Wie Owen live heeft gezien kan zich daar wel wat bij voorstellen. Ze is een geweldig artiest om live te zien, dat vooropgesteld, en weet als geen ander nummers die op de plaat al geweldig klinken leven in te blazen. Maar ze kan ook prikkelbaar zijn. Twee jaar riep Owen tijdens een optreden in de Amsterdamse North Sea Jazz Club iemand die door haar heen praatte tot de orde met een variatie op het aloude ‘Me Tarzan, you Jane’: “Me sing, you listen.”

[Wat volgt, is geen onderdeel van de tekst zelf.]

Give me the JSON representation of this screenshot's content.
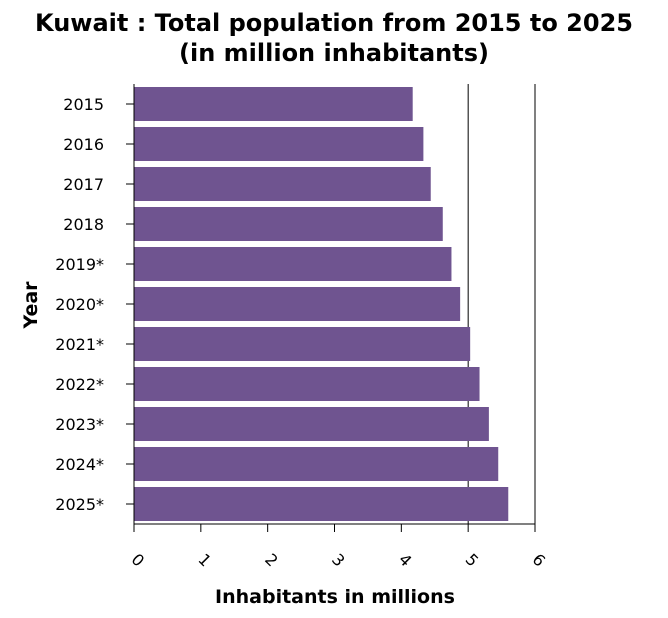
{
  "chart_data": {
    "type": "bar",
    "orientation": "horizontal",
    "title_line1": "Kuwait : Total population from 2015 to 2025",
    "title_line2": "(in million inhabitants)",
    "xlabel": "Inhabitants in millions",
    "ylabel": "Year",
    "xlim": [
      0,
      6
    ],
    "xticks": [
      "0",
      "1",
      "2",
      "3",
      "4",
      "5",
      "6"
    ],
    "categories": [
      "2015",
      "2016",
      "2017",
      "2018",
      "2019*",
      "2020*",
      "2021*",
      "2022*",
      "2023*",
      "2024*",
      "2025*"
    ],
    "values": [
      4.17,
      4.33,
      4.44,
      4.62,
      4.75,
      4.88,
      5.03,
      5.17,
      5.31,
      5.45,
      5.6
    ],
    "bar_color": "#6f5490",
    "grid": "vertical line at 5",
    "legend": "none"
  }
}
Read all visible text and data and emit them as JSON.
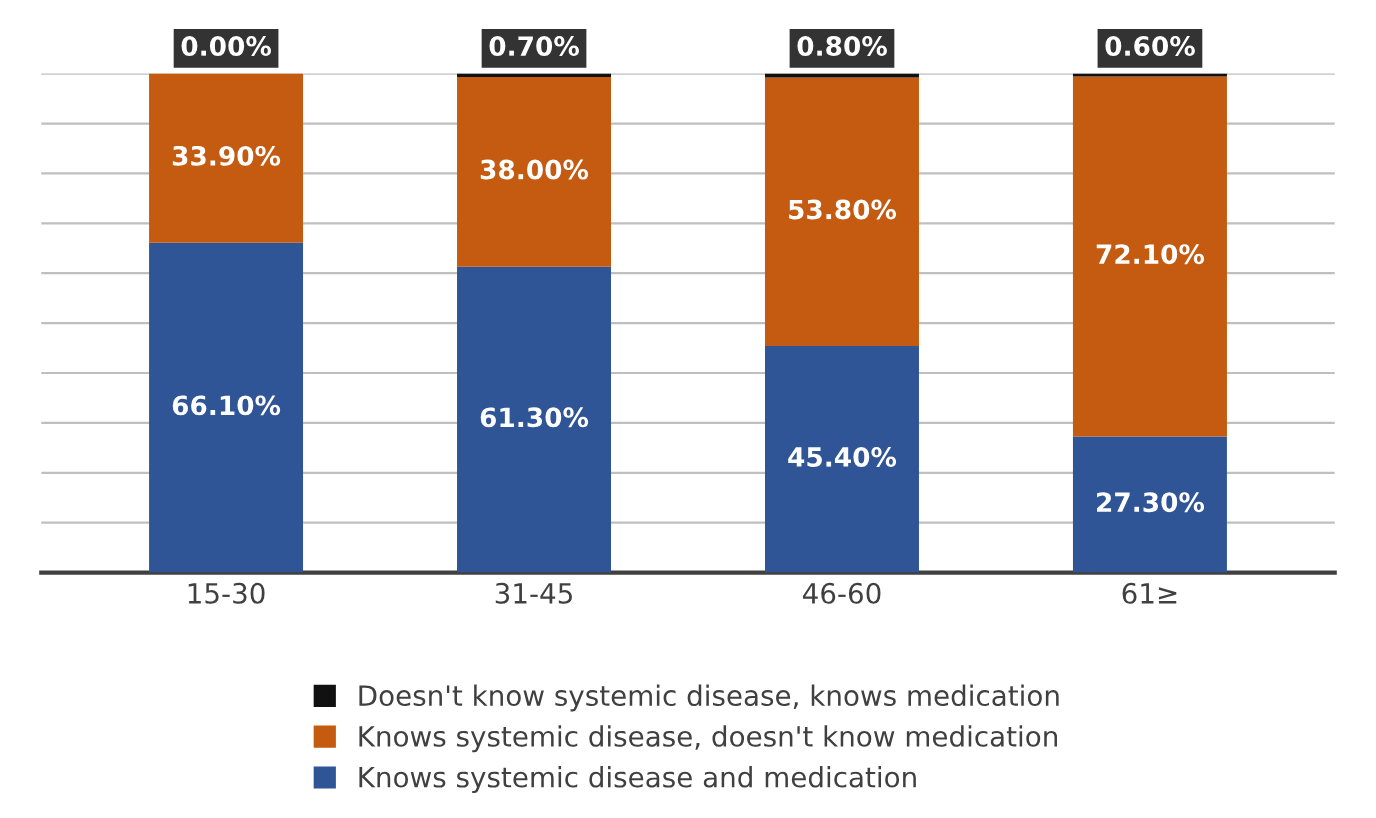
{
  "chart_data": {
    "type": "bar",
    "stacked": true,
    "categories": [
      "15-30",
      "31-45",
      "46-60",
      "61≥"
    ],
    "series": [
      {
        "name": "Knows systemic disease and medication",
        "color": "#2f5597",
        "values": [
          66.1,
          61.3,
          45.4,
          27.3
        ],
        "value_labels": [
          "66.10%",
          "61.30%",
          "45.40%",
          "27.30%"
        ]
      },
      {
        "name": "Knows systemic disease, doesn't know medication",
        "color": "#c55a11",
        "values": [
          33.9,
          38.0,
          53.8,
          72.1
        ],
        "value_labels": [
          "33.90%",
          "38.00%",
          "53.80%",
          "72.10%"
        ]
      },
      {
        "name": "Doesn't know systemic disease, knows medication",
        "color": "#111111",
        "values": [
          0.0,
          0.7,
          0.8,
          0.6
        ],
        "value_labels": [
          "0.00%",
          "0.70%",
          "0.80%",
          "0.60%"
        ]
      }
    ],
    "ylim": [
      0,
      100
    ],
    "yticks": [
      {
        "value": 0,
        "label": null
      },
      {
        "value": 10,
        "label": null
      },
      {
        "value": 20,
        "label": null
      },
      {
        "value": 30,
        "label": null
      },
      {
        "value": 40,
        "label": null
      },
      {
        "value": 50,
        "label": null
      },
      {
        "value": 60,
        "label": null
      },
      {
        "value": 70,
        "label": null
      },
      {
        "value": 80,
        "label": null
      },
      {
        "value": 90,
        "label": null
      },
      {
        "value": 100,
        "label": null
      }
    ],
    "tick_labels": "x",
    "grid": "y",
    "legend": "bottom"
  }
}
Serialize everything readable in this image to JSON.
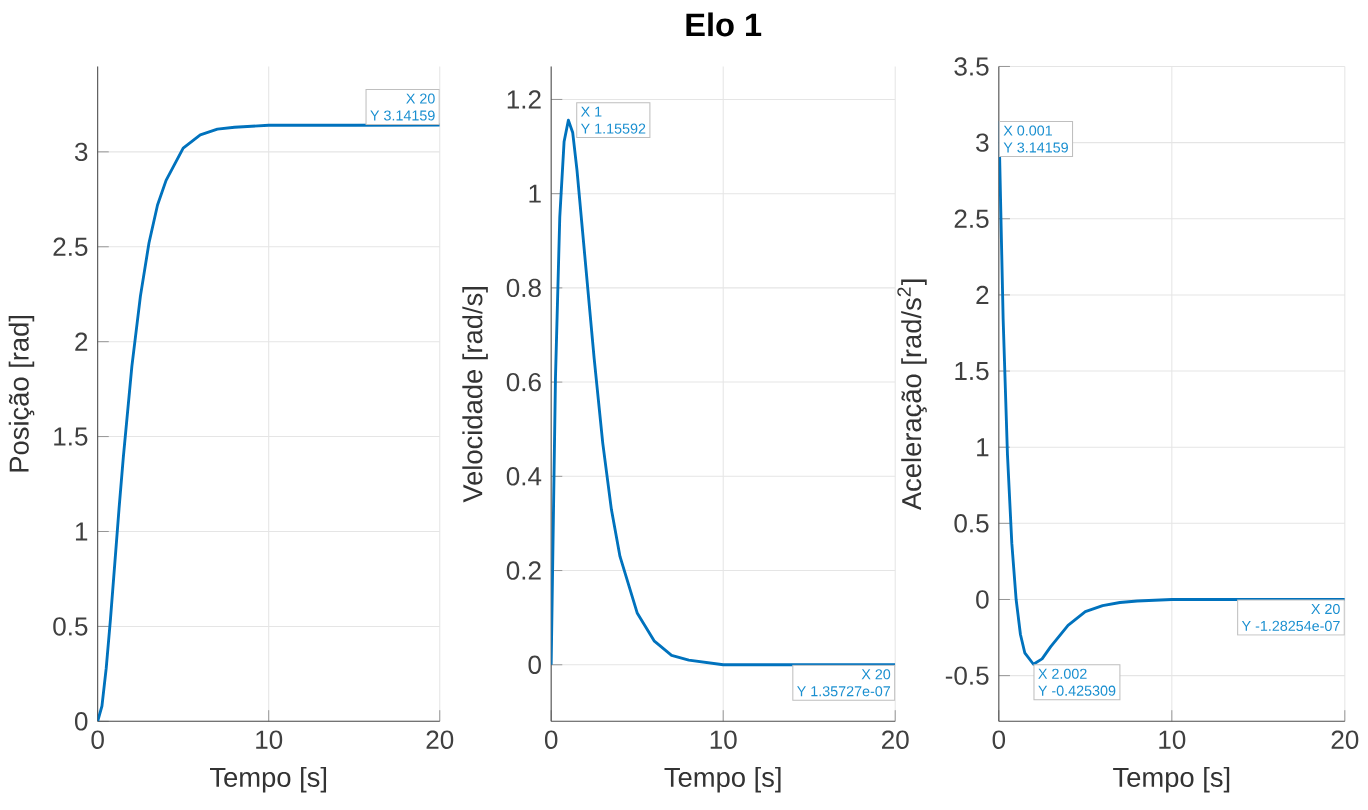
{
  "chart_data": [
    {
      "type": "line",
      "xlabel": "Tempo [s]",
      "ylabel": "Posição [rad]",
      "color": "#0072bd",
      "grid": true,
      "xlim": [
        0,
        20
      ],
      "ylim": [
        0,
        3.45
      ],
      "xticks": [
        0,
        10,
        20
      ],
      "yticks": [
        0,
        0.5,
        1,
        1.5,
        2,
        2.5,
        3
      ],
      "x": [
        0,
        0.25,
        0.5,
        0.75,
        1,
        1.25,
        1.5,
        2,
        2.5,
        3,
        3.5,
        4,
        5,
        6,
        7,
        8,
        10,
        12,
        15,
        20
      ],
      "values": [
        0,
        0.08,
        0.28,
        0.54,
        0.83,
        1.12,
        1.39,
        1.87,
        2.24,
        2.52,
        2.72,
        2.85,
        3.02,
        3.09,
        3.12,
        3.13,
        3.14,
        3.14,
        3.14,
        3.14159
      ],
      "annotations": [
        {
          "text": "X 20",
          "x": 20,
          "y": 3.14159
        },
        {
          "text": "Y 3.14159",
          "x": 20,
          "y": 3.14159
        }
      ]
    },
    {
      "type": "line",
      "title": "Elo 1",
      "xlabel": "Tempo [s]",
      "ylabel": "Velocidade [rad/s]",
      "color": "#0072bd",
      "grid": true,
      "xlim": [
        0,
        20
      ],
      "ylim": [
        -0.12,
        1.27
      ],
      "xticks": [
        0,
        10,
        20
      ],
      "yticks": [
        0,
        0.2,
        0.4,
        0.6,
        0.8,
        1,
        1.2
      ],
      "x": [
        0,
        0.25,
        0.5,
        0.75,
        1,
        1.25,
        1.5,
        2,
        2.5,
        3,
        3.5,
        4,
        5,
        6,
        7,
        8,
        10,
        12,
        15,
        20
      ],
      "values": [
        0,
        0.61,
        0.95,
        1.11,
        1.15592,
        1.13,
        1.05,
        0.85,
        0.65,
        0.47,
        0.33,
        0.23,
        0.11,
        0.05,
        0.02,
        0.01,
        0,
        0,
        0,
        1.35727e-07
      ],
      "annotations": [
        {
          "text": "X 1",
          "x": 1,
          "y": 1.15592
        },
        {
          "text": "Y 1.15592",
          "x": 1,
          "y": 1.15592
        },
        {
          "text": "X 20",
          "x": 20,
          "y": 1.35727e-07
        },
        {
          "text": "Y 1.35727e-07",
          "x": 20,
          "y": 1.35727e-07
        }
      ]
    },
    {
      "type": "line",
      "xlabel": "Tempo [s]",
      "ylabel": "Aceleração [rad/s$^{2}$]",
      "color": "#0072bd",
      "grid": true,
      "xlim": [
        0,
        20
      ],
      "ylim": [
        -0.8,
        3.5
      ],
      "xticks": [
        0,
        10,
        20
      ],
      "yticks": [
        -0.5,
        0,
        0.5,
        1,
        1.5,
        2,
        2.5,
        3,
        3.5
      ],
      "x": [
        0.001,
        0.25,
        0.5,
        0.75,
        1,
        1.25,
        1.5,
        2.002,
        2.5,
        3,
        3.5,
        4,
        5,
        6,
        7,
        8,
        10,
        12,
        15,
        20
      ],
      "values": [
        3.14159,
        1.84,
        0.95,
        0.37,
        0,
        -0.23,
        -0.35,
        -0.425309,
        -0.39,
        -0.31,
        -0.24,
        -0.17,
        -0.08,
        -0.04,
        -0.02,
        -0.01,
        0,
        0,
        0,
        -1.28254e-07
      ],
      "annotations": [
        {
          "text": "X 0.001",
          "x": 0.001,
          "y": 3.14159
        },
        {
          "text": "Y 3.14159",
          "x": 0.001,
          "y": 3.14159
        },
        {
          "text": "X 2.002",
          "x": 2.002,
          "y": -0.425309
        },
        {
          "text": "Y -0.425309",
          "x": 2.002,
          "y": -0.425309
        },
        {
          "text": "X 20",
          "x": 20,
          "y": -1.28254e-07
        },
        {
          "text": "Y -1.28254e-07",
          "x": 20,
          "y": -1.28254e-07
        }
      ]
    }
  ]
}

Erg geestig, maar ook enigszins intimiderend. “Zo kom ik misschien over” knikt ze. “Maar ik zing over heel kwetsbare, intieme zaken. Ik heb het gevoel dat ik mijn liedjes moet beschermen als ik ze uitvoer. Als ik op het podium sta, kan ik dat als geen ander: ik loop dan over van zelfvertrouwen. Maar dat ben ‘ik’ niet, die daar staat, dat is een afsplitsing van mezelf. In het dagelijkse leven ben ik zo onzeker als wat. Niemand hoeft bang te zijn voor mij.”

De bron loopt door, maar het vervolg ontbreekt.